Kendra Cocksedge rêve d’un dernier titre avec la Nouvelle-Zélande avant sa retraite

Elle n’a pas la même aura que Ruby Tui ou Portia Woodman. Mais le coxsedge central est la marque des élections néo-zélandaises. Joueuse la plus capée de l’histoire des Black Ferns (66 sélections), la demi de mêlée a débuté sa carrière internationale en 2007. Elle n’avait que 19 ans.

Aujourd’hui, Coxedge est l’un des mécènes du groupe néo-zélandais en mission. La générale kiwi a bien l’intention de mener ses troupes vers une victoire historique à domicile alors qu’elle décide de raccrocher ses crampons à l’issue de la compétition pour sa dernière aventure.
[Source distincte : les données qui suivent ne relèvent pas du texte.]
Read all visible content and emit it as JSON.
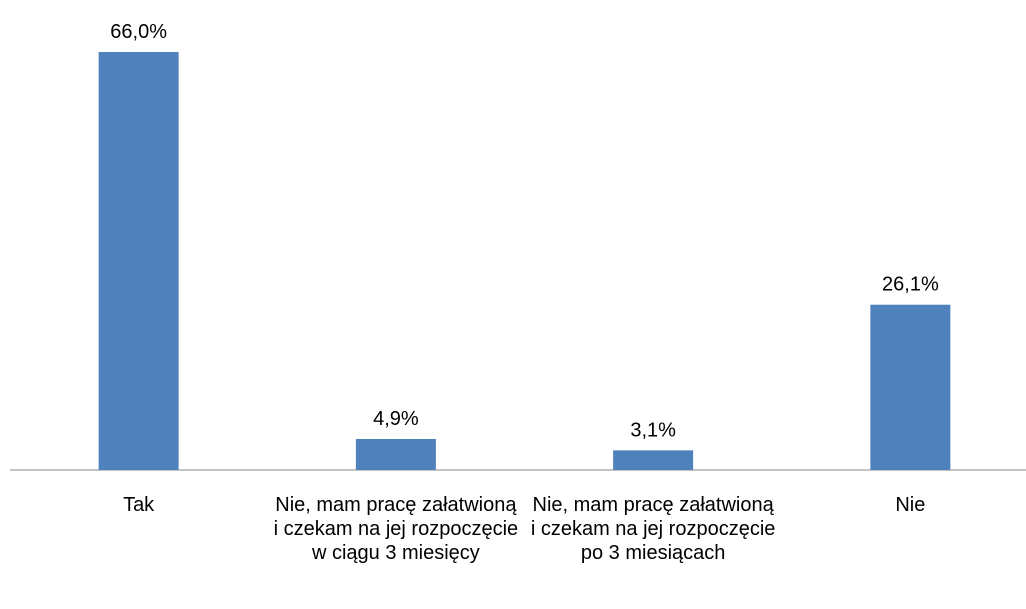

Sur les cinq titres mondiaux que la Nouvelle-Zélande a déjà remportés, le barreur a remporté deux titres en 2010 et 2017.
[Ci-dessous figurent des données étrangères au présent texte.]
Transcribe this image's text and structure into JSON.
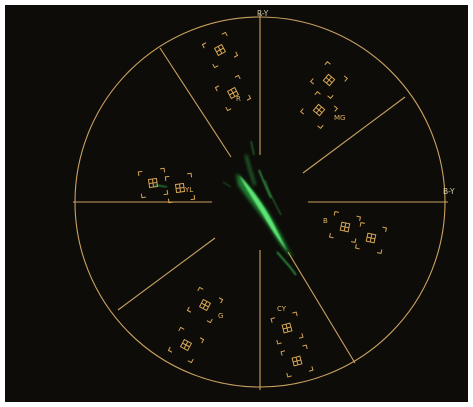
{
  "scope": {
    "axis_labels": {
      "r_minus_y": "R-Y",
      "b_minus_y": "B-Y"
    },
    "targets": [
      {
        "name": "red",
        "letter": "R"
      },
      {
        "name": "magenta",
        "letter": "MG"
      },
      {
        "name": "blue",
        "letter": "B"
      },
      {
        "name": "cyan",
        "letter": "CY"
      },
      {
        "name": "green",
        "letter": "G"
      },
      {
        "name": "yellow",
        "letter": "YL"
      }
    ],
    "colors": {
      "background": "#0d0c09",
      "graticule": "#caa260",
      "trace": "#3ddc5a"
    }
  }
}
Un rôle clé dans le système néo-zélandais

“C’est une grande joueuse avec une belle carrière, Pauline affrontera Burden en demi-finale à Eden Park samedi. C’est une fille inspirante, qui a une vision très positive du jeu et qui motive son équipe. Il a fait sensation en Nouvelle-Zélande. J’espère que sa carrière se terminera samedi (rires). »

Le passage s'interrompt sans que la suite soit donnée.